Assuming Canada can resist fracturing into tribal-like mini-states—already of concern as the national government reacts in an ossified-like choreography—radical decentralization appears the way of her future. The greatest mistake the Canadian federal government could make is to attempt more centralization of power. If history can be a useful guide, the federal government will try to do exactly that. Canada won’t be unique in this regard.

Yet if wishful thinking were possible, there is hope that wise leadership will enter. If so, it would gently facilitate the federal government into its own retirement, moving it from the role of centralized manager to a kind of consultant-on-retainer where the nation-state enters a more diffuse regionalism. The steely baton of control would smoothly slip into the hands of more local actors.

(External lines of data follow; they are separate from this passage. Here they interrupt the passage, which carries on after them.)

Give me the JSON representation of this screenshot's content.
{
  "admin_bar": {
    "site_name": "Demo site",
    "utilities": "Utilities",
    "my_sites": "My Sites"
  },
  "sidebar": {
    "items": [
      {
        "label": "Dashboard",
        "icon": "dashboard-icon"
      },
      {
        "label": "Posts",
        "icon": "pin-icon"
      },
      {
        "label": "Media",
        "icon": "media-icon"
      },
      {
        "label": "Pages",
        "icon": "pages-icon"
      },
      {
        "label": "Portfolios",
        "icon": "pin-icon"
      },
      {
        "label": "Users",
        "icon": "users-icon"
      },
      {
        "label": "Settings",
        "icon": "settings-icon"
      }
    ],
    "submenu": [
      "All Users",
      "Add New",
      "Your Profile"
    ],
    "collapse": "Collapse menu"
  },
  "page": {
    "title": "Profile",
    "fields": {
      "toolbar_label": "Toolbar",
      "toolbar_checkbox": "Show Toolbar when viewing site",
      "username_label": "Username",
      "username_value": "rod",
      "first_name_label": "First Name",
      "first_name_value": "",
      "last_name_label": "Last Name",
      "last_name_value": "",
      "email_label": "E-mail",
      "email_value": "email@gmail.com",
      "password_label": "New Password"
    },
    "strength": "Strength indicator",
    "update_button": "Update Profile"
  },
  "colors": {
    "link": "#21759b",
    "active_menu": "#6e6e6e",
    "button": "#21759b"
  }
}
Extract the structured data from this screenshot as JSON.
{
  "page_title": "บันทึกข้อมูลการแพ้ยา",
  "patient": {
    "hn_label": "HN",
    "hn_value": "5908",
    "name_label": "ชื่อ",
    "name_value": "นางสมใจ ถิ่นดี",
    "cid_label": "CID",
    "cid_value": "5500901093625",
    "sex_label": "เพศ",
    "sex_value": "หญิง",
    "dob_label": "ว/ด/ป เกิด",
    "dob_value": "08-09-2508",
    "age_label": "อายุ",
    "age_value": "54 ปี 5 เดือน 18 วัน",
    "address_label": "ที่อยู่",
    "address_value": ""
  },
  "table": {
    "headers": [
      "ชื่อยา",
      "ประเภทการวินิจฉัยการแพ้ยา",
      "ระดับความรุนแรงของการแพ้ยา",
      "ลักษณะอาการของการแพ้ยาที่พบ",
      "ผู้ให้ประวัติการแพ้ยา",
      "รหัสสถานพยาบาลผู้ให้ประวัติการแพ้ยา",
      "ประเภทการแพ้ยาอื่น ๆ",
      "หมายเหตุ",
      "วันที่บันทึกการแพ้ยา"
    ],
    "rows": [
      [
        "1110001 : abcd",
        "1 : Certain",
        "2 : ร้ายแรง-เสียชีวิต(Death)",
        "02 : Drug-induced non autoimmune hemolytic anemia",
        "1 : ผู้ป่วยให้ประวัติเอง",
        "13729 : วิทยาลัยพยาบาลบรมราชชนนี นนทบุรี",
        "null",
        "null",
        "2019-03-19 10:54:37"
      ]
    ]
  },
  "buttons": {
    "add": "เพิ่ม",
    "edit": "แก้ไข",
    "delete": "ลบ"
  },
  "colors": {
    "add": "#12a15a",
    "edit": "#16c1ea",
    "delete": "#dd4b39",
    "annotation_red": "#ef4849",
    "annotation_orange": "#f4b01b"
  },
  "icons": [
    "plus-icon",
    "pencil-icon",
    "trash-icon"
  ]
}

Perhaps a poignant note can be taken from the Russian saying on these matters—God is high above and the Tsar is far away.

As the one world order, structured on the political frame-work of the nation-state since the 1860s, and secured internationally by the American military machine, now goes away, Canada, whether she knows it or not, teeters at a critical inflection point. If she wishes to remain united for the next 150 years, she will need to accept a great paradox—the need for radical decentralization.